Règle empirique simplifiée (avant étude précise par un professionnel) :
- Logement bien isolé (double vitrage, combles isolés, murs ≥ 10 cm d’isolation) : 50 à 80 W/m²
- Logement moyennement isolé : 80 à 120 W/m²
- Logement peu isolé : 120 à 180 W/m²
Pour une maison de 120 m² bien isolée en zone H2, la puissance nécessaire se situe entre 6 et 9,6 kW. Un équipement de 8 kW est fréquemment retenu pour couvrir les pointes froides tout en évitant le surdimensionnement. Les gammes résidentielles s’étalent de 5 à 16 kW.
Un surdimensionnement nuit aux performances : la machine fonctionne en cycles courts (court-cycling), ce qui use prématurément le compresseur et fait chuter le COP réel mesuré. Le bilan thermique réalisé par un professionnel RGE est obligatoire pour constituer le dossier CEE (fiche BAR-TH-171, modifiée par l’arrêté du 15 décembre 2025) et garantit un dimensionnement adapté à la réalité du bâti.
Les étapes du chantier, de l’étude thermique à la mise en service
Un chantier de remplacement d’une chaudière par une pompe à chaleur air-eau dure généralement 2 à 4 jours ouvrés, hors travaux annexes. Les principales phases sont les suivantes :
Bilan thermique et étude de faisabilité. Le technicien mesure les déperditions pièce par pièce, vérifie la compatibilité des émetteurs existants et détermine la puissance optimale. Ce document est conservé pour les dossiers MaPrimeRénov’ et CEE.
Choix de l’emplacement de l’unité extérieure. La distance maximale entre unité extérieure et module hydraulique intérieur est d’environ 15 à 20 mètres de liaisons frigorifiques pour maintenir les performances. L’orientation côté abrité des vents froids du nord est préférable, sans être impérative.
Dépose de l’ancien équipement. La chaudière, le brûleur et éventuellement la cuve à fioul sont retirés. Si la cuve est enterrée, une entreprise spécialisée intervient pour la neutralisation ou l’exhumation, ce qui représente 1 500 à 4 000 € supplémentaires selon la capacité et la profondeur.
Pose de l’unité extérieure et connexion frigorifique. L’unité est fixée sur dalle béton ou supports antivibratoires. Les liaisons frigorifiques en cuivre sont tirées vers la chaufferie. L’installateur doit impérativement être titulaire de l’attestation de capacité à la manipulation des fluides frigorigènes (fluides F-Gaz, règlement UE n° 517/2014).

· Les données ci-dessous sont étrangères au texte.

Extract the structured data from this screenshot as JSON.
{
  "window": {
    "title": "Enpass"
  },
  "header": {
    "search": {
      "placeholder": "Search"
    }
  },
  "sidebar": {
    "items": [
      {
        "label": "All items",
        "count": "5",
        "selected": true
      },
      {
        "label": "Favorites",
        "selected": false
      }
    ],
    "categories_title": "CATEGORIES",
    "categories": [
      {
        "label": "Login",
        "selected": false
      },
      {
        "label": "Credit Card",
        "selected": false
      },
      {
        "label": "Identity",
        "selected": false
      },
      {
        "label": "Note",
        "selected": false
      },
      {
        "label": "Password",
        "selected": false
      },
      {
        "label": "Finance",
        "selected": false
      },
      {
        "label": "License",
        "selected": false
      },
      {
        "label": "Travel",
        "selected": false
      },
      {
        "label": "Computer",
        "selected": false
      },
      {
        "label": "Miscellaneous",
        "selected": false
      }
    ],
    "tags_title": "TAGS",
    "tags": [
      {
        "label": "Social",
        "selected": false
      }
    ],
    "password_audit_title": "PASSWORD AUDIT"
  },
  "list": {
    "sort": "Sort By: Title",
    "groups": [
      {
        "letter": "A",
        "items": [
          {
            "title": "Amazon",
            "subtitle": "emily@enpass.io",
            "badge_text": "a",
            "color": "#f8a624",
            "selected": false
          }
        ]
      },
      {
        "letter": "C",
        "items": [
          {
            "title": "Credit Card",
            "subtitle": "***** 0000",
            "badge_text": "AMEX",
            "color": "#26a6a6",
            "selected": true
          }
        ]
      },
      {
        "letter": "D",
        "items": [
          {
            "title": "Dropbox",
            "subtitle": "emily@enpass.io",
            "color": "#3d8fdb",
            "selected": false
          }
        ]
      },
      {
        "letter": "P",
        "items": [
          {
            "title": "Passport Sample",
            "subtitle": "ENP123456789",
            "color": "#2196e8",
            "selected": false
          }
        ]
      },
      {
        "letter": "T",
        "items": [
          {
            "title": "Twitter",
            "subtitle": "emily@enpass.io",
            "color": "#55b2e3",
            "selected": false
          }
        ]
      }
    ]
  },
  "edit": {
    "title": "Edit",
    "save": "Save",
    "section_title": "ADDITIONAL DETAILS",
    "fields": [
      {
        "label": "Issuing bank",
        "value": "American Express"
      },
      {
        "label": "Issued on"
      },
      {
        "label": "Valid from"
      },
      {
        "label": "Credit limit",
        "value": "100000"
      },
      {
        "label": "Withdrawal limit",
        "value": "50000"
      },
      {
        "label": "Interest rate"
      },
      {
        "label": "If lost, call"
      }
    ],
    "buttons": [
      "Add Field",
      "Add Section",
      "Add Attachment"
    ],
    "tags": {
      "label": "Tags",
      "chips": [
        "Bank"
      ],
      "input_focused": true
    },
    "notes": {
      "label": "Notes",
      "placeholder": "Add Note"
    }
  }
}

Raccordement hydraulique. L’unité intérieure (module hydraulique) est connectée au circuit existant. Purge, équilibrage des circuits et test d’étanchéité hydraulique sont réalisés avant toute mise sous pression.
Raccordement électrique. Un circuit dédié protégé par un disjoncteur de 32 à 40 A est tiré depuis le tableau général. Une mise à niveau du tableau peut s’avérer nécessaire selon la puissance de l’équipement.
Mise en service et réglages. Le technicien programme la courbe de chauffe (loi d’eau), règle la plage horaire de production ECS, effectue la mise en route et remet le procès-verbal de réception. Ce document est indispensable pour débloquer les aides CEE et MaPrimeRénov’.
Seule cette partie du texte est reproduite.